Abhyanga nourishes you on every level. On the physical level oil massage nourishes, balances, and hydrates the skin, moves lymph, supports digestion, prevents sprain and strain, and helps you sleep. Your nervous system can switch from a stressed state to a parasympathetic state which is required for rest and healing. Abhyanga is said to improve eyesight, strengthen your overall tone, and support healthy aging. On the mental level this practice can quiet an overactive or scattered mind and promote improved self talk. On the emotional and spiritual level abhyanga supports you to protect and define your edges and set clear firm boundaries. The benefits don’t end there – like any dedicated practice, self-massage has boundless possibilities.
What’s stopping you?
When I’ve mentioned my abhyanga practice to others, people are often intrigued. However two main things come up. The first is a comment along the lines of “this sounds interesting but I don’t have time for one more thing in my routine.” Overwhelm and stress are common in our busy time. It is easy for me to let ten minutes pass while scrolling on my phone or thinking about everything I have to do or wish happened differently. When I chose to focus this time on myself, I am calmer, clearer, and better equipped to help others. By stopping and slowing down to massage yourself, you will be more present and balanced. You will free up time in your day and energy in your body by reducing stress and promoting the conditions for your body to rest, repair, and restore itself. The belief that you don’t have enough time itself may shift – this is certainly true for me.

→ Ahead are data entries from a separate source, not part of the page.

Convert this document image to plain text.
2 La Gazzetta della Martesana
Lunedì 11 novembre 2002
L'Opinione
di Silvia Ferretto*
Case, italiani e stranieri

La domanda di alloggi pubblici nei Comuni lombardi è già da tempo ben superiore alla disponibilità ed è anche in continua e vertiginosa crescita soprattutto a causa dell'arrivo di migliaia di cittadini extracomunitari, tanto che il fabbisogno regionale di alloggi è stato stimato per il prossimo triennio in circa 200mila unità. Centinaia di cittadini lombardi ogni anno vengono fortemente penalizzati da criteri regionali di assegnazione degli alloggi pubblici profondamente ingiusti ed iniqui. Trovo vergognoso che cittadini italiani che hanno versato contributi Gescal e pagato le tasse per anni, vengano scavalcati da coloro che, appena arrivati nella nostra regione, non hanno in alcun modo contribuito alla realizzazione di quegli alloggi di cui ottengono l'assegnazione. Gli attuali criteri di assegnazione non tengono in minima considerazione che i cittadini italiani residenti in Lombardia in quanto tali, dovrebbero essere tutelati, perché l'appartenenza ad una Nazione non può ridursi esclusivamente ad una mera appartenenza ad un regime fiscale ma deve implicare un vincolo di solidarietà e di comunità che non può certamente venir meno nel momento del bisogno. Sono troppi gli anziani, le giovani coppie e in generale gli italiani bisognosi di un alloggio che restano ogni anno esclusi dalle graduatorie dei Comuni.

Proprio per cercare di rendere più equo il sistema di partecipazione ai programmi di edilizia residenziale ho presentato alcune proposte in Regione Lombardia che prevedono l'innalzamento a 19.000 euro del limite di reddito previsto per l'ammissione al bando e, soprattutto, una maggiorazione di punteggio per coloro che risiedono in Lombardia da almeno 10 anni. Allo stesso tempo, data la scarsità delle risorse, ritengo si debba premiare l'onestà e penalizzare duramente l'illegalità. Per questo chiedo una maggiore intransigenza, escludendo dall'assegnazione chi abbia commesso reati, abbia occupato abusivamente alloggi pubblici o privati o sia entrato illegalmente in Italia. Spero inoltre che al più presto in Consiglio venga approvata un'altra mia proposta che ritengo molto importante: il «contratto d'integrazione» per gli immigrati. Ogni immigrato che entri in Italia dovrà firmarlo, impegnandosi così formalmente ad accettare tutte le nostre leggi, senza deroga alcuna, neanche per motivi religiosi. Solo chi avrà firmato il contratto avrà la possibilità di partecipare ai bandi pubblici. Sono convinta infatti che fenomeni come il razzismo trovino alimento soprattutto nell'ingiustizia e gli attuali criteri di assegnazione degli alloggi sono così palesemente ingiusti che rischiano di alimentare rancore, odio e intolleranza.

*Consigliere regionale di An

The second comment is, “what if I have oily skin or acne? Adding oil sounds good but only for people with dry skin.” Actually, oily skin, dry skin, and acne are all signs of imbalance. Oil helps re-balance skin. If your skin is dry, it adds hydration. If your skin is oily that means your sebaceous glands are overactive and producing too much oil, which may be caused by drying bath and beauty products. Adding oil can dissolve excess oil present on your skin, since like attracts like, without stripping your skin of the oil it needs. Oil can also soothe irritated skin and re-balance beneficial skin bacteria. I recommend starting with lighter oils like jojoba, sunflower, or even a high quality olive oil if you have acne.